The Work: Byron Katie Criticism

Is this writing really a criticism of Byron Katie and her popular self-help method The Work? Perhaps a critique more than a criticism.

I am an advocate for The Work and consider it to be an effective method for life improvement. The Work is based upon a belief I came to embrace some time ago: emotional suffering is a result of thought streams, not external events. This is contrary to what most people believe.

Most people believe situations cause them to feel angry, anxious, depressed, despairing, etc. This outlook is, in fact, wrong. It is not situations but our interpretation of them that causes emotional reactions. More specifically than this, believing our thinking causes suffering.
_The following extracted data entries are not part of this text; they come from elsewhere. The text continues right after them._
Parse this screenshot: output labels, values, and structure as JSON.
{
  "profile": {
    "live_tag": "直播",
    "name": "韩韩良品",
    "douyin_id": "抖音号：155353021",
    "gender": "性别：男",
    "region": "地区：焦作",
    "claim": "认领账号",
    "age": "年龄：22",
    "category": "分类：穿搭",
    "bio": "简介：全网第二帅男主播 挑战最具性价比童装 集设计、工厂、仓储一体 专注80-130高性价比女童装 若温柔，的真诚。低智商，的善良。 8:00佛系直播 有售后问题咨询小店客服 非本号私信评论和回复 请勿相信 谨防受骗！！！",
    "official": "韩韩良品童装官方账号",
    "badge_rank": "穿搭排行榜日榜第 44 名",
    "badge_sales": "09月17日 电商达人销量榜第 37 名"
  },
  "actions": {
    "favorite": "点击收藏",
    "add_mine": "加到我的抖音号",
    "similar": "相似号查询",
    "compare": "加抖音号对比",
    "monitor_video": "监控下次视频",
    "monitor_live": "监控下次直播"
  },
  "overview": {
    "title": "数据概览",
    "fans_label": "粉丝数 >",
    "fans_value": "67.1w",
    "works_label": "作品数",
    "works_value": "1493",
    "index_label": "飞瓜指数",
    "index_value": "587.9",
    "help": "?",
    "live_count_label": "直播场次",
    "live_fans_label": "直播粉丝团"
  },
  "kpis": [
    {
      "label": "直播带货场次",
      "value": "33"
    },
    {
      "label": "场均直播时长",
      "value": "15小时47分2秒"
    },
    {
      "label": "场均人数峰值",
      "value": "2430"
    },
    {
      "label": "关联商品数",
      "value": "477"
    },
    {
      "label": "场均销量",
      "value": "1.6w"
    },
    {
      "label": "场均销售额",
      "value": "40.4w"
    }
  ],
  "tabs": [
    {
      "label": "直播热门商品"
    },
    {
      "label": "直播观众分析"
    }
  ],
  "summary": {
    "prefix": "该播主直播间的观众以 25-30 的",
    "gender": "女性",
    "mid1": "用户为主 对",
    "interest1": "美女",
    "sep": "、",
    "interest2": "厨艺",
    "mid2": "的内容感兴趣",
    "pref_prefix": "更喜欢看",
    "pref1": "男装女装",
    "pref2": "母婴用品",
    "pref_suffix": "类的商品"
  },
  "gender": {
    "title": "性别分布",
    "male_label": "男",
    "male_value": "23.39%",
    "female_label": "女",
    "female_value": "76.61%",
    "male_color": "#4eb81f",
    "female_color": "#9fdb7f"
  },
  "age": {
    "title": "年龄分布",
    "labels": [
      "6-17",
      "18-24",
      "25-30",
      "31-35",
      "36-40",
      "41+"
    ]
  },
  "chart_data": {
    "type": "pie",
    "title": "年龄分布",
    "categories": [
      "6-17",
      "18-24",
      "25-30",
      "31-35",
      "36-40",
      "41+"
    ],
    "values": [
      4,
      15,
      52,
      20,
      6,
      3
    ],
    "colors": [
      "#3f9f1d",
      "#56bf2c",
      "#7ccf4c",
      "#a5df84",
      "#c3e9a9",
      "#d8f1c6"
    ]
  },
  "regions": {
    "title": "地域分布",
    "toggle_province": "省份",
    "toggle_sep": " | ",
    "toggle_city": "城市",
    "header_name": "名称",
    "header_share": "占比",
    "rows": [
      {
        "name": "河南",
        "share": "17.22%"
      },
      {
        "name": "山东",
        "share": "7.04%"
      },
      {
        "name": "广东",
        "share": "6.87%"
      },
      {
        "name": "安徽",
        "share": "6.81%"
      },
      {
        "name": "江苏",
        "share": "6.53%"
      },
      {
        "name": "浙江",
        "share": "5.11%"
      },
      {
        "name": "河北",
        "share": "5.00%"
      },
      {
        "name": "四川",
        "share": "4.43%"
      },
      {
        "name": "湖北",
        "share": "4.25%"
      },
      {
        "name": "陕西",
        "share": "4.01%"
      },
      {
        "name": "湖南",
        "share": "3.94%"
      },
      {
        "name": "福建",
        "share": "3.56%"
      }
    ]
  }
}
Here’s how suffering happens:

A thought arises, sometimes in response to an external event and sometimes not. This thought essentially says ‘life is bad’. This thought is accepted as truth, and an emotional reaction occurs in response: anxiety, depression, anger, despair, whatever else.

Emotional suffering is no more complicated than this. Feel free to try and dispute it, but an honest assessment of suffering will bring you back to this reality.

Within The Work Katie advocates inquiring into the validity of the thoughts that cause us suffering by applying four questions to this thinking: Is it true? Can you absolutely know that it’s true? How do you react when you believe the thought? Who would you be without the thought?

After applying these four questions we turn the original thinking around in a way that’s as true, at least potentially, if not more true than the original thought.

John causes me to suffer may turnaround to I cause me to suffer.

I consider The Work to be quite clever in how it forces us to subjectively consider our thinking as well as the cost of believing harmful thought. As I’ve already said, The Work is an effective life help technique. So where’s the criticism?

If I do have any issue it’s not with The Work so much as Byron Katie’s interpretation. Katie operates from the belief that we are best served to accept what is, which I entirely agree with. But Katie goes further than simply accepting what is and advocates embracing, and even loving, what is.

In one example of this, Katie encourages a man with cancer to embrace the idea of his cancer continuing to spread (see video of this Here). Some video responders praised Katie’s approach but I wasn’t comfortable with it. I don’t believe being at peace with what presently is means excluding future change. Couldn’t the man have accepted his present cancer condition but also considered a future scenario where he didn’t have cancer?

Why was important for him to accept an absolutely fixed outlook about his circumstances? Isn’t change possible?

I believe that people can — not always but certainly in some instances — change their life circumstances as they would like these circumstances to be. I am an advocate for and believer in intentional manifestation, sometimes referred to as Law of Attraction, where Katie seems to deny the validity of it and appears to advocate accepting whatever comes and not attempting to change life.

I don’t agree with this outlook. I do advocate accepting what is but I also advocate attempting to change what will be (what is coming) according to our preferences if we’re genuinely able to do this. If we’re not genuinely able to change circumstances then we return to acceptance.

Is this discrepancy between what Katie and I believe significant? I believe so, but it doesn’t change my support for The Work itself. It’s Katie’s particular outlook that I have some issues with, not The Work.